Arizona Grace Muse (born September 18, 1988) is an American model.

==Early life==
Muse was born in Tucson, Arizona, and raised in Santa Fe, New Mexico. Her father is American and her mother is British.

== Career ==
Muse began modeling as a teenager but her career did not begin until 2009 after she had her son Nikko.

Muse has appeared in editorials in French, American, Chinese, British, Korean, Spanish, Portuguese, Russian, and Italian Vogue, W, V, Numéro, and Dazed & Confused. The March 2011 issue of Dazed & Confused was dedicated to her.

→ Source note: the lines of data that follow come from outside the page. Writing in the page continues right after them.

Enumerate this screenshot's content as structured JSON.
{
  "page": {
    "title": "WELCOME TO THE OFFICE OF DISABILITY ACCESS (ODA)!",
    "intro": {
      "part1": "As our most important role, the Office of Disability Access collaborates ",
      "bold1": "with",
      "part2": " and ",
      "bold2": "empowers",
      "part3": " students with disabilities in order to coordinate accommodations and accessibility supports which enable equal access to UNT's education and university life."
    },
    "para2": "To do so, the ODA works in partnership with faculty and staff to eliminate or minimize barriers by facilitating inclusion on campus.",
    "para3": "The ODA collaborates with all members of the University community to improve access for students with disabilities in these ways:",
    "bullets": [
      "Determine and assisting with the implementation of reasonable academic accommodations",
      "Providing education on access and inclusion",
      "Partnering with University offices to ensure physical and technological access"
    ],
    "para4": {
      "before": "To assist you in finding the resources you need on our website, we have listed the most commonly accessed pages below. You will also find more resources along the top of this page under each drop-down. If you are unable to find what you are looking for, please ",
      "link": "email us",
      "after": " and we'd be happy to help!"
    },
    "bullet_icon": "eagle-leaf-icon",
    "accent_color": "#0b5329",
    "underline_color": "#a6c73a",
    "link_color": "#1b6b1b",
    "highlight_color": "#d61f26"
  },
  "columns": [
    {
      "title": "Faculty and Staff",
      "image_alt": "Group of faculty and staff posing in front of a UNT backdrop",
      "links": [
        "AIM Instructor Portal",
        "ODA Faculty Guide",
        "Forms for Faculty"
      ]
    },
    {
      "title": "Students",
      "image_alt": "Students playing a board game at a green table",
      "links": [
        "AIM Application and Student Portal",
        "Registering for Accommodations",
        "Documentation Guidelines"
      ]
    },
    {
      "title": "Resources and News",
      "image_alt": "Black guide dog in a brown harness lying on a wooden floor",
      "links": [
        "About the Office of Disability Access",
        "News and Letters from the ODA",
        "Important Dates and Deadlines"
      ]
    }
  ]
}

Muse has appeared on the cover of the Chinese, Australian, Spanish, Greek, Korean, Mexican, Portuguese, Russian, Turkish and Ukrainian Vogue and Numéro (shot by Karl Lagerfeld), and Dazed & Confused. She appeared on the November 2011 cover of Vogue Paris (shot by Inez van Lamsweerde and Vinoodh Matadin).

In 2013 she appeared in a Louis Vuitton ad along with David Bowie.

==Personal life==
Muse has a son named Nikko Quintana Muse (born April 14, 2009), with ex-fiancé Manuel Quintana. She married Boniface Verney-Carron in London in 2017. Their daughter was born in 2018.